For the United States, the implications are even broader. After decades of spending trillions to build the most powerful military machine in history, it now faces a sobering conclusion: superiority does not guarantee victory. A sanctioned nation, isolated for years, has not only survived but imposed costs and shaped outcomes. This is not merely a battlefield setback—it is a blow to credibility, deterrence, and global perception.
Yet beyond strategy, missiles, and geopolitics, the war has revealed something deeper about Iran itself. The strength of the Iranian system did not lie only in its weapons or its geography, but in its political cohesion and societal resolve. Despite sustained attacks, leadership losses, and economic pressure, the state did not fracture. Its constitutional structure held. Its political hierarchy remained intact. Most importantly, its people did not turn inward—they rallied.
Instead of division, there was unity. Instead of fatigue, there was resolve. Instead of collapse, there was collective resistance. This reflects a nation bound not only by institutions but by identity—by a shared commitment to sovereignty, independence, and the legacy of its revolution. In the face of external aggression, the Iranian population appears to have responded not with fear but with heightened patriotism, reinforcing loyalty to the state and its leadership.
Such moments often define nations. Rather than weakening the system, the war may have strengthened belief in it. Rather than undermining the revolution, it may have reaffirmed its relevance. And with that renewed confidence, a new possibility emerges: that Iran, secure in its strength, may now have both the space and the incentive to pursue internal political reforms while engaging more openly with the global economy—on its own terms, and from a position of power.
Yet even as declarations of withdrawal dominate headlines, the war itself may not be over. The possibility remains that these announcements are tactical—designed to calm global markets, stabilize oil prices, and ease domestic pressures—while leaving room for renewed escalation, including potential ground operations. The United States has, in past conflicts, shifted objectives even after signaling de-escalation. That pattern cannot be ignored.

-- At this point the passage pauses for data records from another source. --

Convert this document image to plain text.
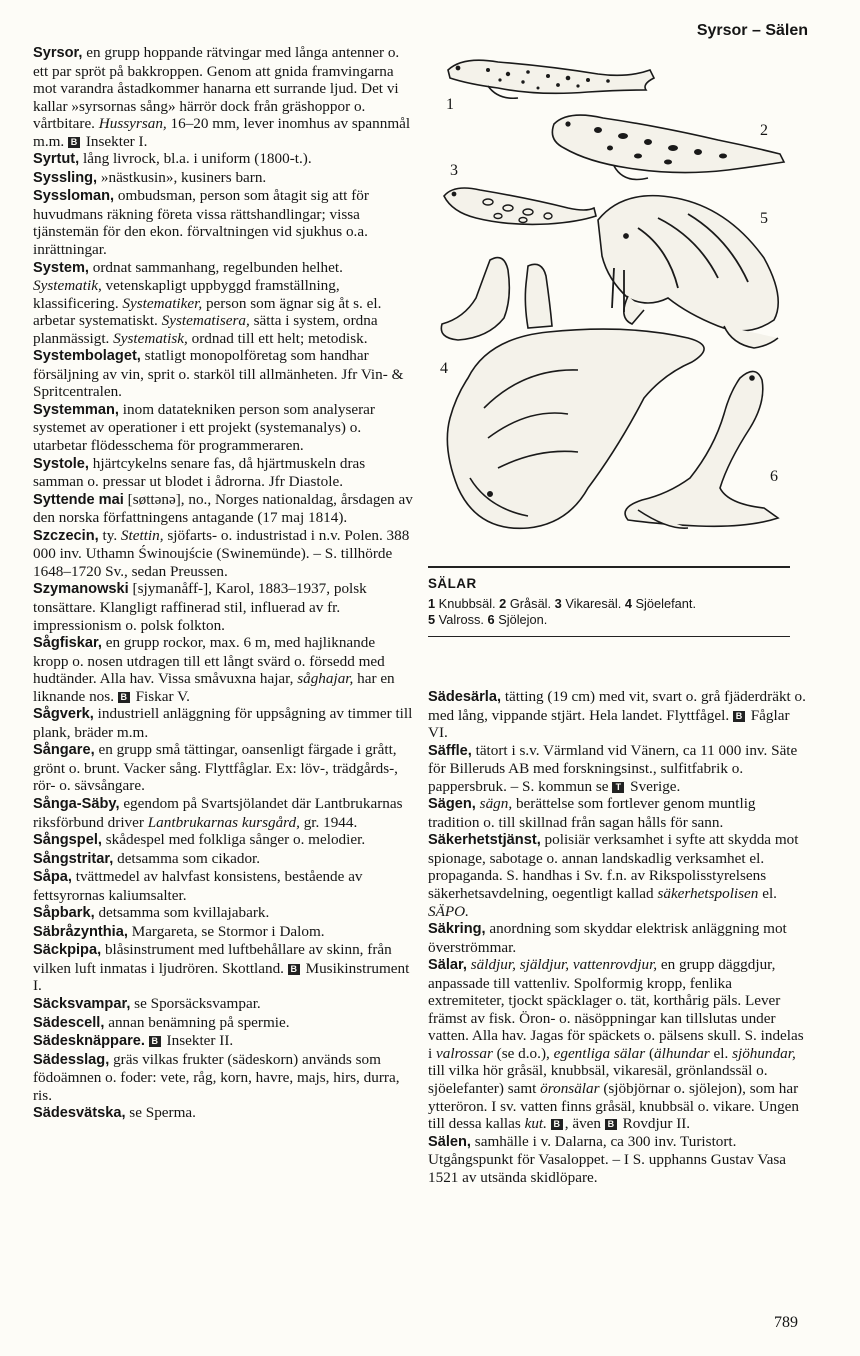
Syrsor – Sälen

Syrsor, en grupp hoppande rätvingar med långa antenner o. ett par spröt på bakkroppen. Genom att gnida framvingarna mot varandra åstadkommer hanarna ett surrande ljud. Det vi kallar »syrsornas sång» härrör dock från gräshoppor o. vårtbitare. Hussyrsan, 16–20 mm, lever inomhus av spannmål m.m. B Insekter I.

Syrtut, lång livrock, bl.a. i uniform (1800-t.).

Syssling, »nästkusin», kusiners barn.

Syssloman, ombudsman, person som åtagit sig att för huvudmans räkning företa vissa rättshandlingar; vissa tjänstemän för den ekon. förvaltningen vid sjukhus o.a. inrättningar.

System, ordnat sammanhang, regelbunden helhet. Systematik, vetenskapligt uppbyggd framställning, klassificering. Systematiker, person som ägnar sig åt s. el. arbetar systematiskt. Systematisera, sätta i system, ordna planmässigt. Systematisk, ordnad till ett helt; metodisk.

Systembolaget, statligt monopolföretag som handhar försäljning av vin, sprit o. starköl till allmänheten. Jfr Vin- & Spritcentralen.

Systemman, inom datatekniken person som analyserar systemet av operationer i ett projekt (systemanalys) o. utarbetar flödesschema för programmeraren.

Systole, hjärtcykelns senare fas, då hjärtmuskeln dras samman o. pressar ut blodet i ådrorna. Jfr Diastole.

Syttende mai [søttənə], no., Norges nationaldag, årsdagen av den norska författningens antagande (17 maj 1814).

Szczecin, ty. Stettin, sjöfarts- o. industristad i n.v. Polen. 388 000 inv. Uthamn Świnoujście (Swinemünde). – S. tillhörde 1648–1720 Sv., sedan Preussen.

Szymanowski [sjymanåff-], Karol, 1883–1937, polsk tonsättare. Klangligt raffinerad stil, influerad av fr. impressionism o. polsk folkton.

Sågfiskar, en grupp rockor, max. 6 m, med hajliknande kropp o. nosen utdragen till ett långt svärd o. försedd med hudtänder. Alla hav. Vissa småvuxna hajar, såghajar, har en liknande nos. B Fiskar V.

Sågverk, industriell anläggning för uppsågning av timmer till plank, bräder m.m.

Sångare, en grupp små tättingar, oansenligt färgade i grått, grönt o. brunt. Vacker sång. Flyttfåglar. Ex: löv-, trädgårds-, rör- o. sävsångare.

Sånga-Säby, egendom på Svartsjölandet där Lantbrukarnas riksförbund driver Lantbrukarnas kursgård, gr. 1944.

Sångspel, skådespel med folkliga sånger o. melodier.

Sångstritar, detsamma som cikador.

Såpa, tvättmedel av halvfast konsistens, bestående av fettsyrornas kaliumsalter.

Såpbark, detsamma som kvillajabark.

Säbråzynthia, Margareta, se Stormor i Dalom.

Säckpipa, blåsinstrument med luftbehållare av skinn, från vilken luft inmatas i ljudrören. Skottland. B Musikinstrument I.

Säcksvampar, se Sporsäcksvampar.

Sädescell, annan benämning på spermie.

Sädesknäppare. B Insekter II.

Sädesslag, gräs vilkas frukter (sädeskorn) används som födoämnen o. foder: vete, råg, korn, havre, majs, hirs, durra, ris.

Sädesvätska, se Sperma.

1
2
3
4
5
6
SÄLAR
1 Knubbsäl. 2 Gråsäl. 3 Vikaresäl. 4 Sjöelefant.
5 Valross. 6 Sjölejon.

Sädesärla, tätting (19 cm) med vit, svart o. grå fjäderdräkt o. med lång, vippande stjärt. Hela landet. Flyttfågel. B Fåglar VI.

Säffle, tätort i s.v. Värmland vid Vänern, ca 11 000 inv. Säte för Billeruds AB med forskningsinst., sulfitfabrik o. pappersbruk. – S. kommun se T Sverige.

Sägen, sägn, berättelse som fortlever genom muntlig tradition o. till skillnad från sagan hålls för sann.

Säkerhetstjänst, polisiär verksamhet i syfte att skydda mot spionage, sabotage o. annan landskadlig verksamhet el. propaganda. S. handhas i Sv. f.n. av Rikspolisstyrelsens säkerhetsavdelning, oegentligt kallad säkerhetspolisen el. SÄPO.

Säkring, anordning som skyddar elektrisk anläggning mot överströmmar.

Sälar, säldjur, själdjur, vattenrovdjur, en grupp däggdjur, anpassade till vattenliv. Spolformig kropp, fenlika extremiteter, tjockt späcklager o. tät, korthårig päls. Lever främst av fisk. Öron- o. näsöppningar kan tillslutas under vatten. Alla hav. Jagas för späckets o. pälsens skull. S. indelas i valrossar (se d.o.), egentliga sälar (älhundar el. sjöhundar, till vilka hör gråsäl, knubbsäl, vikaresäl, grönlandssäl o. sjöelefanter) samt öronsälar (sjöbjörnar o. sjölejon), som har ytteröron. I sv. vatten finns gråsäl, knubbsäl o. vikare. Ungen till dessa kallas kut. B , även B Rovdjur II.

Sälen, samhälle i v. Dalarna, ca 300 inv. Turistort. Utgångspunkt för Vasaloppet. – I S. upphanns Gustav Vasa 1521 av utsända skidlöpare.

789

Iran, for its part, appears prepared for that possibility. But if the withdrawal proves genuine—if escalation does not follow and hostilities truly subside—then the conclusion becomes unavoidable. In that case, the war stands as a strategic victory for Iran: a conflict in which it withstood the combined force of the United States and Israel, preserved its system, expanded its leverage, and reshaped the regional balance of power.
This was a war intended to break Iran. Instead, it has strengthened it. Strengthened its system. Strengthened its people. Strengthened its place in the world. And if this war truly ends here, history will not remember the declarations of victory—it will remember the reality that a nation under pressure did not break, did not bend, and instead emerged more united, more confident, and more powerful than before.